How, though, can we promote the Spirit and its equality if we reduce those who represent the Spirit to purely subordinate roles with no authority to teach or preach? The subordination of deaconesses to deacons must be changed to equality with deacons, with equal authority as deacons; their ordination is the same, even as the Son and the Spirit are homoousios with each other. Now we must accept what such equality entails. Not only should we have deaconesses (so as to properly represent the Trinity through the bishop-deacon-deaconess typology), deaconesses should be able to fully embrace the full charism of their ordination and serve at the altar, preach the Gospel, indeed, truly take on the role of a teacher to highlight the role of the Holy Spirit and the Spirit’s equality with the Son.  Then we can realize the truth of the words, “Furthermore, the administration of ecclesiastical discipline is made complete in this Trinity.” [9] For how is the administration of the discipline complete when it continues to follow a subordinationist interpretation?

Therefore, not only is there precedent for deaconesses in the ancient church, we have theological (Trinitarian) reasons to promote them and to make sure that their restoration in the church is not just a repetition of how they were in the past. Rather, we must embrace what the Trinity teaches us of the equality of the Son and the Spirit. We must understand the charism of the deacon and the deaconess is the same. They are equals. They should be able to act in that equality. They should be understood as having the same ecclesiastical authority as each other. That way, not only will women be shown the respect they should be given, we can begin to have a better Pneumatology, one which does not reduce the Spirit but rather, one which recognizes the Spirit is itself an authentic person in the Trinity who will go where it wills. For then we will have the witness of women deacons to represent what this means to us in a practical fashion.

[1] Corrado Marucci, “History and value of the Feminine Diaconate in the Ancient Church,” trans. Carmela Leonforte-Plimack and Phyllis Zagano in Women Deacons? Essays with Answers. Ed. Phyllis Zagano  (Collegeville, MN: Liturgical Press, 2016), 35.

[2] Pietro Sorci, “The Diaconate and Other Liturgical Ministries of Women.” Trans. trans. Carmela Leonforte-Plimack and Phyllis Zagano in Women Deacons? Essays with Answers. Ed. Phyllis Zagano  (Collegeville, MN: Liturgical Press, 2016), 64.

[3] Apostolic Constitutions in ANF(7): 410 [Book II c. 26].

[4] When the theology of the incarnation was explored, Christians found the explanation for such passages lies in the fact that Jesus often talks in relation to his humanity, not his divine personality.

[5] Johannes van Oort, “The Holy Spirit as Feminine: Early Christian Testimonies and their Interpretation,” in HTS Teologiese Studies/Theological Studies 72(1):5.

[6] Johannes van Oort, “The Holy Spirit as Feminine: Early Christian Testimonies and their Interpretation,” 5.

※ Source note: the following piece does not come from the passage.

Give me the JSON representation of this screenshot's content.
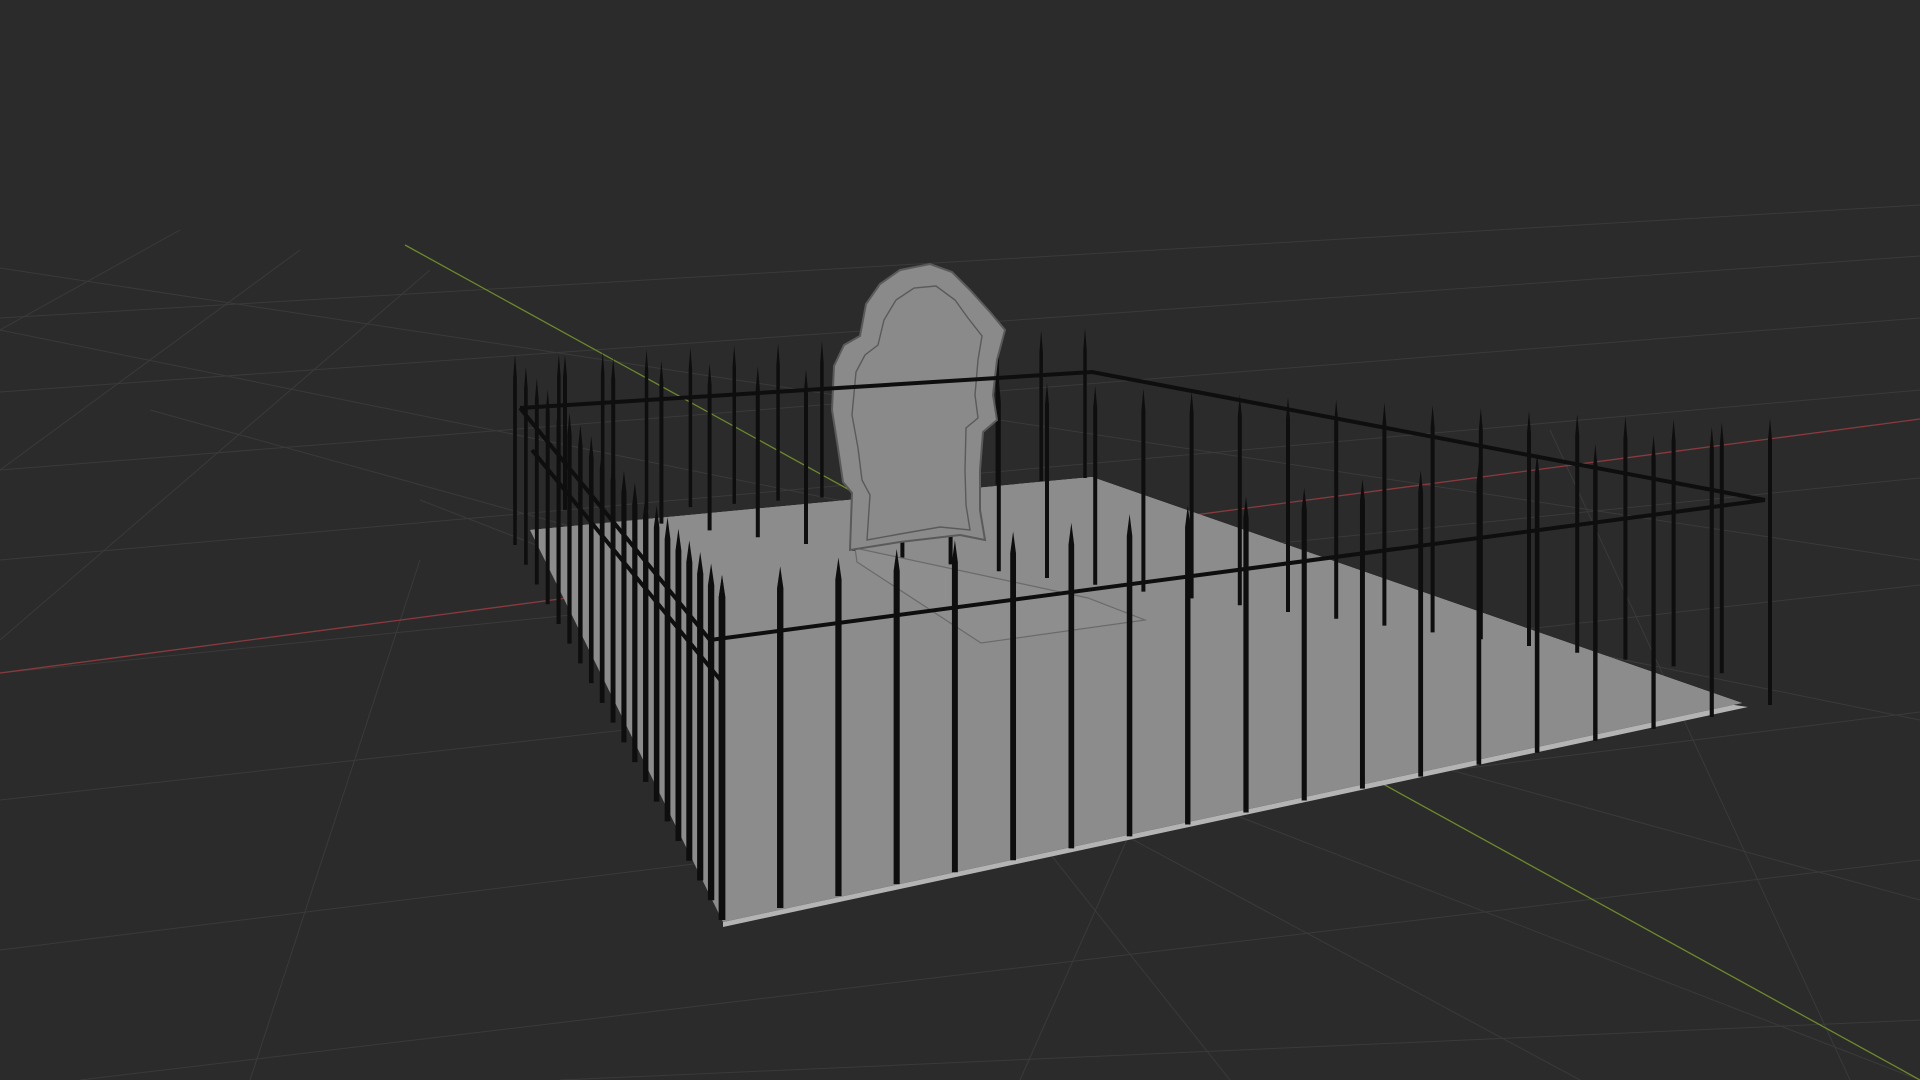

[7] Sergius Bulgakov, The Comforter. Trans. Boris Jakim (Grand Rapids, MI: William B Eerdmans Publishing Company, 2004), 186.

[8] Didymus the Blind, “On the Holy Spirit” in Works on the Spirit: Athanasius the Great and Didymus the Blind. Trans. Mark DelCogliano, Andrew Radde-Gallwitz, and Lewis Ayres (Crestwood, NY: St. Vladimir’s Seminary Press, 2011), 187.

[9] Didymus the Blind, “On the Holy Spirit,” 176.